Набегают тучи, накрапывает дождь, вода ручьями течет по моим щекам.
— Меня никто никогда не любил… Понимаешь? — повторяю и повторяю я, припоминая еще более садистские издевательства матери и ее громкие вопли, постоянный голод, холод, беспомощность и страх. И шипение равнодушного, мутного ливня за окнами.
Спирит подхватывает меня под руки, помогает подняться и прижимает к себе. Через гул в ушах пробивается его ровный голос:
— Юша, я люблю тебя. Я всегда тебя любил.
Под ногами вибрирует земля, в висках грохочет пульс, но паника постепенно утихает, и я спокойно и размеренно дышу в его твердое, пахнущее солнцем плечо. Я не сошла с ума, я действительно его позвала.
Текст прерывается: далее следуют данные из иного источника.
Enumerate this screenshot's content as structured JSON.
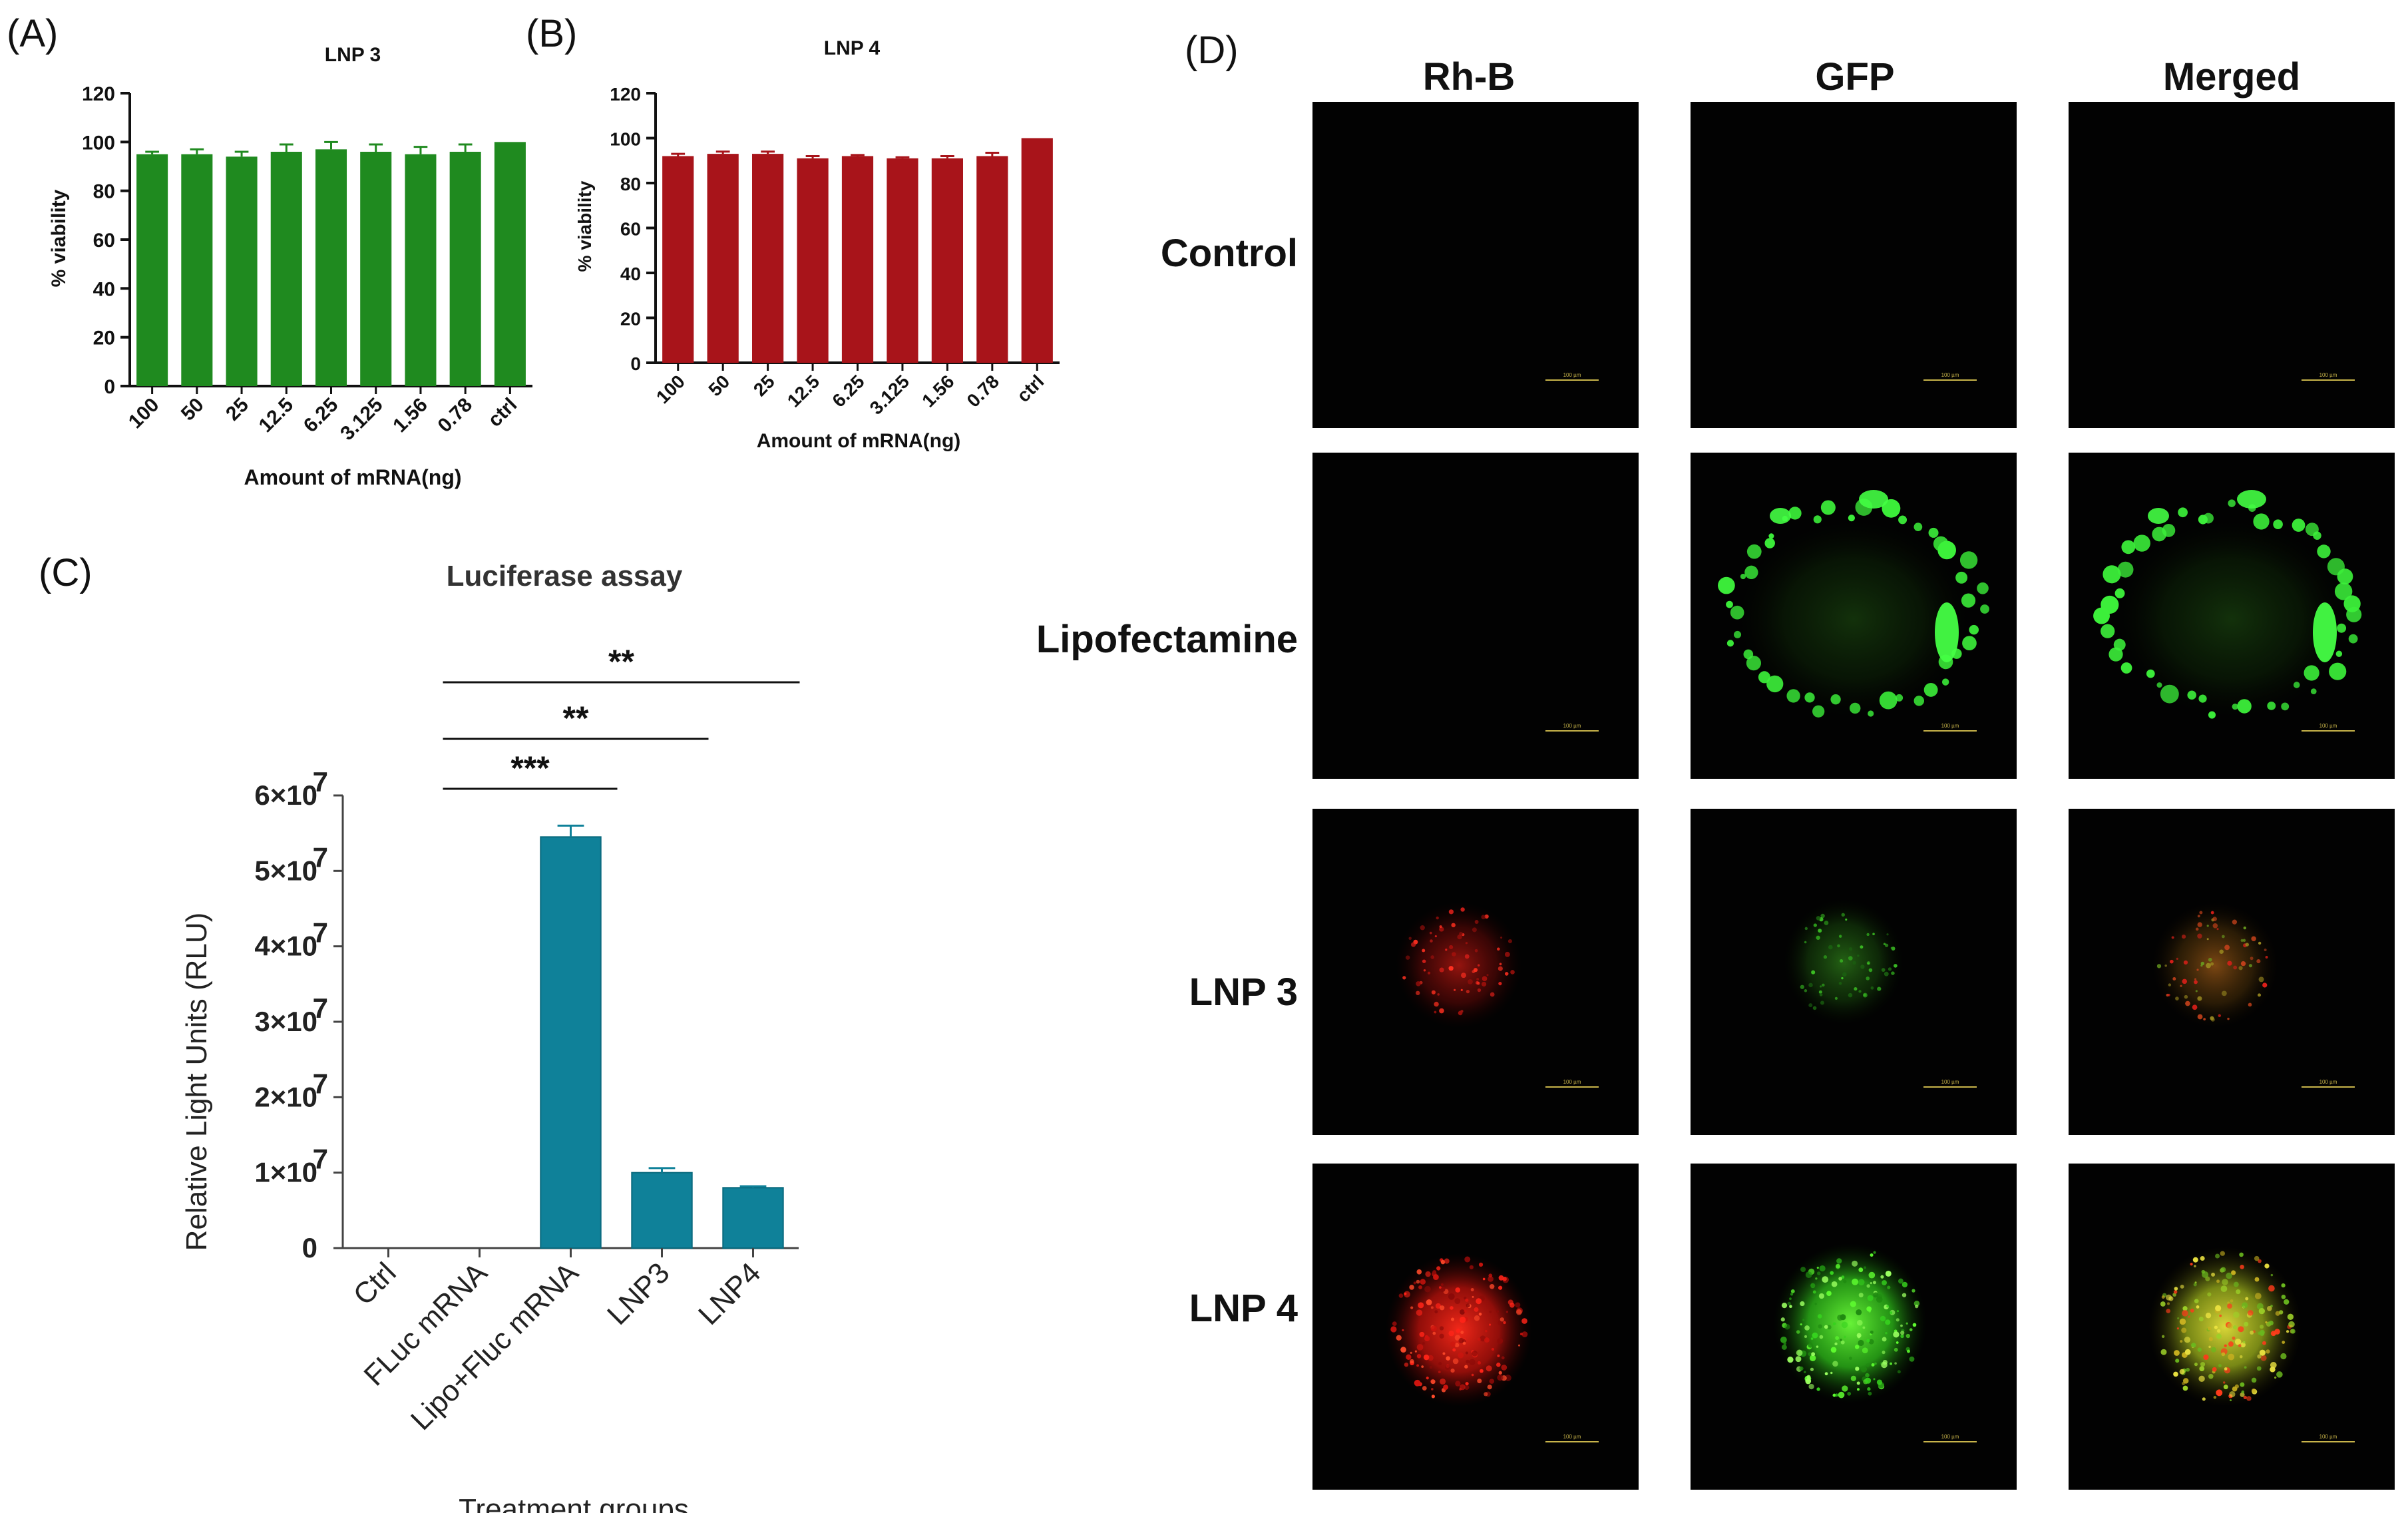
{
  "panels": {
    "a": "(A)",
    "b": "(B)",
    "c": "(C)",
    "d": "(D)"
  },
  "chart_data": [
    {
      "type": "bar",
      "title": "LNP 3",
      "xlabel": "Amount of mRNA(ng)",
      "ylabel": "% viability",
      "categories": [
        "100",
        "50",
        "25",
        "12.5",
        "6.25",
        "3.125",
        "1.56",
        "0.78",
        "ctrl"
      ],
      "values": [
        95,
        95,
        94,
        96,
        97,
        96,
        95,
        96,
        100
      ],
      "errors": [
        1,
        2,
        2,
        3,
        3,
        3,
        3,
        3,
        0
      ],
      "ylim": [
        0,
        120
      ],
      "yticks": [
        "0",
        "20",
        "40",
        "60",
        "80",
        "100",
        "120"
      ],
      "color": "#1f8a1f",
      "grid": false
    },
    {
      "type": "bar",
      "title": "LNP 4",
      "xlabel": "Amount of mRNA(ng)",
      "ylabel": "% viability",
      "categories": [
        "100",
        "50",
        "25",
        "12.5",
        "6.25",
        "3.125",
        "1.56",
        "0.78",
        "ctrl"
      ],
      "values": [
        92,
        93,
        93,
        91,
        92,
        91,
        91,
        92,
        100
      ],
      "errors": [
        1,
        1,
        1,
        1,
        0.5,
        0.5,
        1,
        1.5,
        0
      ],
      "ylim": [
        0,
        120
      ],
      "yticks": [
        "0",
        "20",
        "40",
        "60",
        "80",
        "100",
        "120"
      ],
      "color": "#a8141a",
      "grid": false
    },
    {
      "type": "bar",
      "title": "Luciferase assay",
      "xlabel": "Treatment groups",
      "ylabel": "Relative Light  Units (RLU)",
      "categories": [
        "Ctrl",
        "FLuc mRNA",
        "Lipo+Fluc mRNA",
        "LNP3",
        "LNP4"
      ],
      "values": [
        0,
        0,
        54500000,
        10000000,
        8000000
      ],
      "errors": [
        0,
        0,
        1500000,
        600000,
        200000
      ],
      "ylim": [
        0,
        60000000
      ],
      "ytick_values": [
        0,
        10000000,
        20000000,
        30000000,
        40000000,
        50000000,
        60000000
      ],
      "ytick_coef": [
        "0",
        "1×10",
        "2×10",
        "3×10",
        "4×10",
        "5×10",
        "6×10"
      ],
      "ytick_exp": [
        "",
        "7",
        "7",
        "7",
        "7",
        "7",
        "7"
      ],
      "color": "#0f8199",
      "grid": false,
      "significance": [
        {
          "from": "FLuc mRNA",
          "to": "Lipo+Fluc mRNA",
          "label": "***"
        },
        {
          "from": "FLuc mRNA",
          "to": "LNP3",
          "label": "**"
        },
        {
          "from": "FLuc mRNA",
          "to": "LNP4",
          "label": "**"
        }
      ]
    }
  ],
  "microscopy": {
    "columns": [
      "Rh-B",
      "GFP",
      "Merged"
    ],
    "rows": [
      "Control",
      "Lipofectamine",
      "LNP 3",
      "LNP 4"
    ],
    "scale_bar": "100 µm"
  }
}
Целую жизнь назад, в минуту, когда отчаянно в нем нуждалась.
26
За медленно отступающим шоком накатывает горькая жалость к себе — нормальные мамы любили своих дочек, заплетали им косички, провожали на школьную линейку первого сентября, разговаривали по душам, постоянно звонили, стояли за них горой. Я поневоле замечала это, наблюдая за одноклассницами и в школе, и в художке. Те девчонки тоже выросли нормальными людьми, умеющими постоять за себя. А я… А что я? Безответная, незаметная, запуганная калека, которая не справилась, сломалась и предпочла все забыть.